I am glad to see some progress of your work. I was also planning to implement MRT or TRT to improve the stability and accuracy of flow in porous media. I have nano-scale 3D imaging data of rock material and have some numerical inaccuracy with SRT , probably due to small channel (few grid cells in a narrow channel). Sometimes numerical instability. So, I want to test how much MRT or TRT improves at a nano scale.
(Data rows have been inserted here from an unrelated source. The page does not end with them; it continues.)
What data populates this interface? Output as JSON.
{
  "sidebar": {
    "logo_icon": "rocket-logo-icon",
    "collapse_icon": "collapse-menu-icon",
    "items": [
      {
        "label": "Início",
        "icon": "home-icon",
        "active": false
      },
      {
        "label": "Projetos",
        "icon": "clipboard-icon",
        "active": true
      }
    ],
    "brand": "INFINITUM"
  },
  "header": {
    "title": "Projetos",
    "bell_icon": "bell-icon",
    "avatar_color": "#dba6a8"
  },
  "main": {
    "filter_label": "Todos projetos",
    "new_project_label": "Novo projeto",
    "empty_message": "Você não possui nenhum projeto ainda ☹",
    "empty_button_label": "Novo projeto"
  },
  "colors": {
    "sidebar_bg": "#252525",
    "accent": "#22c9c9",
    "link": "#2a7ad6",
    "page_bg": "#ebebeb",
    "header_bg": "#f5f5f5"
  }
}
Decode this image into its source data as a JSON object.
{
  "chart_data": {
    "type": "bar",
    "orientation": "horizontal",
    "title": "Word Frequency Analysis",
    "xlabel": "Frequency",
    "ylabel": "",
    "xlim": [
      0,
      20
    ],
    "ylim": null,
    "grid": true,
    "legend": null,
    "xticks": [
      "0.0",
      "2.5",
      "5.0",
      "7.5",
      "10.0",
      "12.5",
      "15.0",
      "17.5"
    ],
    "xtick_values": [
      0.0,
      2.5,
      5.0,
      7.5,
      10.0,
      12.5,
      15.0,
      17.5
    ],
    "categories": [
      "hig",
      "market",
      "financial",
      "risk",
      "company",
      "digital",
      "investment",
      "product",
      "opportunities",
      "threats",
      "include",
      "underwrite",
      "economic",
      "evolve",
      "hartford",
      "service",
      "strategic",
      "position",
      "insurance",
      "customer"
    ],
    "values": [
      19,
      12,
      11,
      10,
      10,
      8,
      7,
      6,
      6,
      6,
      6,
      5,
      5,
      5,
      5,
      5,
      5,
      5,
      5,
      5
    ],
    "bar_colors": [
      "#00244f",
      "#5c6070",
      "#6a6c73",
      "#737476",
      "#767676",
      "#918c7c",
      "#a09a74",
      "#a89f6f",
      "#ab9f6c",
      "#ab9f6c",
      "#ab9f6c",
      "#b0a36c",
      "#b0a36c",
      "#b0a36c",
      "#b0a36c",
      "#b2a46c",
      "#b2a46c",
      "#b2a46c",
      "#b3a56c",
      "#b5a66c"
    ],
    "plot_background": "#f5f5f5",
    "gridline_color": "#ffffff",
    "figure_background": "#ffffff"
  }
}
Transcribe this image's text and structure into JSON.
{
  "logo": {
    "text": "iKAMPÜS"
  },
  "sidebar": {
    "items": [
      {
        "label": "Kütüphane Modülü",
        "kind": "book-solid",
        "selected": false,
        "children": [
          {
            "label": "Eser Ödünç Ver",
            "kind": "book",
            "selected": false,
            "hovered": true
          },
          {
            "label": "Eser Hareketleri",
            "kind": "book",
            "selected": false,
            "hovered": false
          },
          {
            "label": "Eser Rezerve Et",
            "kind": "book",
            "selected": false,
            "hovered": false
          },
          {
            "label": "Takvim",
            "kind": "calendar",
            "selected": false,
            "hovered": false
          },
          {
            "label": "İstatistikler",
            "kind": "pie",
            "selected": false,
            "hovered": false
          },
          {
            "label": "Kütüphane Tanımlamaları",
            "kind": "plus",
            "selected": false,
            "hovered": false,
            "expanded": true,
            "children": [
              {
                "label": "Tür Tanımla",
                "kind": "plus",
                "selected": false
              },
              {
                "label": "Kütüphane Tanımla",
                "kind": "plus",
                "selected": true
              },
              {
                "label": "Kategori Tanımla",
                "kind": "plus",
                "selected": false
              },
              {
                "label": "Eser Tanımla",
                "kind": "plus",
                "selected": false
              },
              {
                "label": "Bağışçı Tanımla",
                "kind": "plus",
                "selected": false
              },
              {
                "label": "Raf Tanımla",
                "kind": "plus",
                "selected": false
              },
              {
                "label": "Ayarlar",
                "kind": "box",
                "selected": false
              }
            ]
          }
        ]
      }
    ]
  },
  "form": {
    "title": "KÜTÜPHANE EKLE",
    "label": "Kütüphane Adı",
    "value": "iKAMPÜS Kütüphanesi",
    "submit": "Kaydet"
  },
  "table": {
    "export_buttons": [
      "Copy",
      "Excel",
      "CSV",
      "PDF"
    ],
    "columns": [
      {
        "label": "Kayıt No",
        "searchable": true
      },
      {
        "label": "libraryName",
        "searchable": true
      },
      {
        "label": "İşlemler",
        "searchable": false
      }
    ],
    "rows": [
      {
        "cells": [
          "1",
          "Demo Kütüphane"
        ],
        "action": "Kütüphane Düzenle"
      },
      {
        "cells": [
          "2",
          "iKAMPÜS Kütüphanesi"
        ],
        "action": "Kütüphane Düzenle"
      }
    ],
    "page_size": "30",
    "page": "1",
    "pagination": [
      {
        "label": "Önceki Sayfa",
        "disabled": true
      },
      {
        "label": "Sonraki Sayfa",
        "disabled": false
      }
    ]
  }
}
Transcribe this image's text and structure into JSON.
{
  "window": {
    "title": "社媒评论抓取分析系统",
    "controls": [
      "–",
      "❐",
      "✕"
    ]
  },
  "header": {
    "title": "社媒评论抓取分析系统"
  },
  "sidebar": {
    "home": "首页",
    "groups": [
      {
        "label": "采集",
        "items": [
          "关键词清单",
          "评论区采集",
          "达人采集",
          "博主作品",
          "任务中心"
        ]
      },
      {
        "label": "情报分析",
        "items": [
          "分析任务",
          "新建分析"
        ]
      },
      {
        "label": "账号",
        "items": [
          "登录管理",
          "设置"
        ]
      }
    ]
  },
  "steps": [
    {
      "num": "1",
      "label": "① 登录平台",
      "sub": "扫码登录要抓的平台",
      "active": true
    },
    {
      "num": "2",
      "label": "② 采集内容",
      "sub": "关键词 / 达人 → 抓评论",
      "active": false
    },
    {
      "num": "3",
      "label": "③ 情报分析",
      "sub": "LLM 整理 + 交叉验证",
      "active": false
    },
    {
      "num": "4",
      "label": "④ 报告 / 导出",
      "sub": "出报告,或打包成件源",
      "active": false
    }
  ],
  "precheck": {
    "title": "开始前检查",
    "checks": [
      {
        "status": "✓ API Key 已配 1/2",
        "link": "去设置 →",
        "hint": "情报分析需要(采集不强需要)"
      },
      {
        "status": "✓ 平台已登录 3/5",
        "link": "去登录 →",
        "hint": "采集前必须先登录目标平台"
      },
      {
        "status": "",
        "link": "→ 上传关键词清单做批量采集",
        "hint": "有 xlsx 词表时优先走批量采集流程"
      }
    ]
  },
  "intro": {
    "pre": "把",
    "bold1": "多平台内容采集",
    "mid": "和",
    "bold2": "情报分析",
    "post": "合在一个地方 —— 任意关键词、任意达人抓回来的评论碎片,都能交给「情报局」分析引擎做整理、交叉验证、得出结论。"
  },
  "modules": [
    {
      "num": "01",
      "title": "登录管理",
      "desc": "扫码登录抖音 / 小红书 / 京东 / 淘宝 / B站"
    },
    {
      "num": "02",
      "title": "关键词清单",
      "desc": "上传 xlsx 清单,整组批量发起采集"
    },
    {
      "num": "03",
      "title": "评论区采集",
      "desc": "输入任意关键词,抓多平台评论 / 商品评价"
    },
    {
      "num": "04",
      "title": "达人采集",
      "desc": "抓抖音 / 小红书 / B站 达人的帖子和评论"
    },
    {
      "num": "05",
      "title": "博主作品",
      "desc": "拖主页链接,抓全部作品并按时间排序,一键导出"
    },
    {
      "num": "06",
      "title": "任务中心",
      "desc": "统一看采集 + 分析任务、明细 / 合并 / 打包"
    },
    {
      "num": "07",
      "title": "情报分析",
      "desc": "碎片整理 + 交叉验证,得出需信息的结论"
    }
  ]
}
I would appreciate it if you can share your code if possible. I will share my work in the near future. I will send a message.
If anyone has an idea of simulating the flow (both single and multiphase) at a nanoscale (image resolution is ~ 10 nm), any suggestion would be appreciated.
I am also working on simulating non Newtonian fluid flow in porous media.
I have tried to convert the 2D Carreau model to 3D but it seems a little bit complicated; So I decided to run the simulation in 2D.
The problem is that I do not know how to convert permeability in 3D (the one in the tutorial) to 2D and also how to provide appropriate 2D .dat image for the Palabos from .bmp images.
could you share your experiences about this matter or share your code if it is possible?